Odd behavior marks wrong-way driver’s appearance in Aspen court

A 45-year-old man who allegedly drove the wrong way down Highway 82 last week at an estimated 100 miles per hour exhibited extremely bizarre behavior after the incident and in a court appearance Monday.

John Reno entered the Pitkin County District Courtroom on Monday with his eyes closed and had to be guided to a chair in front of a judge by four jail deputies. He then opened his eyes briefly and attempted to sit in the chair backward before deputies turned him around to face Pitkin County Judge Erin Fernandez-Ely.

Fernandez-Ely asked if his name was “John Robert Reno.”

“For the record?” he said.

Pitkin County Jail deputies declined to comment about why Reno kept his eyes closed.

Reno also made several non-sequitur statements during the course of the hearing, including “I respectfully request a moment of silence,” “Have you ever been in the Boy Scouts, ma’am?” and “I’ve gotten away with drinking and driving on a couple of occasions.”

“Do you live here?” Fernandez-Ely asked at one point.

“Sure,” Reno said. “Wherever here is.”

Reno, whose hometown was unavailable Monday, first came to the attention of Pitkin County sheriff’s investigator Brad Gibson about 8 a.m. Thursday, while he was driving upvalley near the intersection of Highway 82 and the Aspen Business Center, according to an arrest warrant affidavit filed in Pitkin County District Court.

“Ahead of me on the highway I saw a Toyota SUV heading downvalley, westbound, crash over the center concrete median and bounce onto the upvalley lanes traveling at approximately 50 mph,” Gibson wrote in the affidavit. “I assumed with the slippery road conditions, the driver of the Toyota slid on the ice and snow and lost control of the SUV.”

Gibson turned on his emergency lights to warn traffic behind him of the threat, slowed down and assumed the Toyota would stop in front of him, according to the document.

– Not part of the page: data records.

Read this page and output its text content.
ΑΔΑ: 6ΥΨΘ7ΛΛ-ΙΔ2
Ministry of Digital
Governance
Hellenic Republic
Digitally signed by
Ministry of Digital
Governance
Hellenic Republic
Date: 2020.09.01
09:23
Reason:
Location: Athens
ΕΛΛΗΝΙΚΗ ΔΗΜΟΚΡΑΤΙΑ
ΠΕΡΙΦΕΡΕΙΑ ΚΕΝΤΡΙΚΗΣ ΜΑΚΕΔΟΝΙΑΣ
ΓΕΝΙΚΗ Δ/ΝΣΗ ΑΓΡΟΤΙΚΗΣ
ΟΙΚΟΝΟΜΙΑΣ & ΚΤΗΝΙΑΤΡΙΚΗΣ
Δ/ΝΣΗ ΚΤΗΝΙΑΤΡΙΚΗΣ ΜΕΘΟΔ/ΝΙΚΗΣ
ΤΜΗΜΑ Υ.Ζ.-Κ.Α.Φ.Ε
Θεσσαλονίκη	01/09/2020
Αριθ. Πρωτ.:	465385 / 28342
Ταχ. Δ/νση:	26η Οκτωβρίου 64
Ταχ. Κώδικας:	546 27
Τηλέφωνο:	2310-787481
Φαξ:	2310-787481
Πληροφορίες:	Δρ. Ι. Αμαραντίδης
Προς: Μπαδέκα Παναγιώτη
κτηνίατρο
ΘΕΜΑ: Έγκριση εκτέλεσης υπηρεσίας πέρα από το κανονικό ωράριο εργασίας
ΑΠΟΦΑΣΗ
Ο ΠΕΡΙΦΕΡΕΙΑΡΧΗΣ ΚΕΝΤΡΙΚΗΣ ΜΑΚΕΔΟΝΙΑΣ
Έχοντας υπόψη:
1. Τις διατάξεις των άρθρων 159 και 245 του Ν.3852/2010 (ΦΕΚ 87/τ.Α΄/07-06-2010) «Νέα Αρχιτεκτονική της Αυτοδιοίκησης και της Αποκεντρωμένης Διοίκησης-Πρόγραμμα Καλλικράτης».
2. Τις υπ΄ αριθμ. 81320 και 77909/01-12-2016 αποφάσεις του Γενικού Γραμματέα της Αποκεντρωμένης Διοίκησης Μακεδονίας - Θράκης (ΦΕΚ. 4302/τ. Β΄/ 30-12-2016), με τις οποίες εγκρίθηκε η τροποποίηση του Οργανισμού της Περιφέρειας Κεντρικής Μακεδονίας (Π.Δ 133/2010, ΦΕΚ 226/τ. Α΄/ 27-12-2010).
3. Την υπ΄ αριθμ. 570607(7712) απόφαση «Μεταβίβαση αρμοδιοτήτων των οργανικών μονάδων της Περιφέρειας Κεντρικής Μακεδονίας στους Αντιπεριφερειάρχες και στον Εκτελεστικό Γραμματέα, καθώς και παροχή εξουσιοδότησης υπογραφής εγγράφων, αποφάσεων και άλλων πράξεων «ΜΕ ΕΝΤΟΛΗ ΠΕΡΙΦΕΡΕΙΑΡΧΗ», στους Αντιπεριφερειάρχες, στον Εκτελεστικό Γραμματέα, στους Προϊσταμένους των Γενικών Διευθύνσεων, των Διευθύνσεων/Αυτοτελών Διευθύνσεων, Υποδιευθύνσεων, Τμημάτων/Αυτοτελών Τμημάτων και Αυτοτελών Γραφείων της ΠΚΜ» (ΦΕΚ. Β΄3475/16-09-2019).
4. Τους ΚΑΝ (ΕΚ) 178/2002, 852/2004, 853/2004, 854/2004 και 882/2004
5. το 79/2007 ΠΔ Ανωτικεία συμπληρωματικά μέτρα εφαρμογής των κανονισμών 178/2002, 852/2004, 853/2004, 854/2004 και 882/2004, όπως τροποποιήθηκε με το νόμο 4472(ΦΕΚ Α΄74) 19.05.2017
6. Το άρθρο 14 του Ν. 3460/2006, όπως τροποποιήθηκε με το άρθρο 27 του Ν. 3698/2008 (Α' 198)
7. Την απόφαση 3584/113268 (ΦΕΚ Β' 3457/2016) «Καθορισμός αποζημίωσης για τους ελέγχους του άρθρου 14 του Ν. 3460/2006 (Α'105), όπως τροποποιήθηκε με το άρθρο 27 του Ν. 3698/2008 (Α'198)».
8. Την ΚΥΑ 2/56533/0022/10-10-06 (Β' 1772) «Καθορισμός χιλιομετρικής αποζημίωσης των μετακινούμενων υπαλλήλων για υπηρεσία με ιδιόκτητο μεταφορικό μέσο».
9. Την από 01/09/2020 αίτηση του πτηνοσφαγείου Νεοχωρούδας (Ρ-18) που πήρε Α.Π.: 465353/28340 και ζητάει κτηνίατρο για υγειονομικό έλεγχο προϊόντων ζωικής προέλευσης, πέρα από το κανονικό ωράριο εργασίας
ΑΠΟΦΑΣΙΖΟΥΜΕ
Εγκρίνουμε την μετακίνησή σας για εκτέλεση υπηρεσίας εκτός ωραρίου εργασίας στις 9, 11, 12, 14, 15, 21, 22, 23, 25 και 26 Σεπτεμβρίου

“The driver of the Toyota instead accelerated rapidly heading directly towards me,” he wrote, noting that it would have been impossible to miss his flashing lights. “The Toyota passed me at what I visually estimated (at) 80 mph. … I knew I was fortunate the driver missed hitting my patrol car head-on at high speed.”

Gibson turned around while watching the Toyota disappear down the road in the wrong lane at an estimated 100 mph.

“I was scared for the eastbound drivers on Highway 82,” he wrote in the affidavit. “They unknowingly had an SUV heading towards them at a high rate of speed.”

Drivers pulled over to the side of the road, and Gibson was soon relieved to discover that Reno crashed into a concrete barrier near the west end of the airport runway, which disabled his vehicle.

Reno made bizarre statements to Gibson while standing shin-deep in a snowbank, some of which appeared threatening and caused the deputy to partially draw his handgun at one point, according to the affidavit. Several deputies had to wrestle him into handcuffs, and he was later forcibly restrained at Aspen Valley Hospital.

Reno was charged with felony menacing, felony vehicular eluding, reckless endangerment, reckless driving and exceeding the speed limit by more than 25 mph.

Reno has no prior felony or previous drunken driving convictions, Don Nottingham, deputy district attorney, said Monday. Fernandez-Ely ordered Reno held in lieu of a $25,000 bond.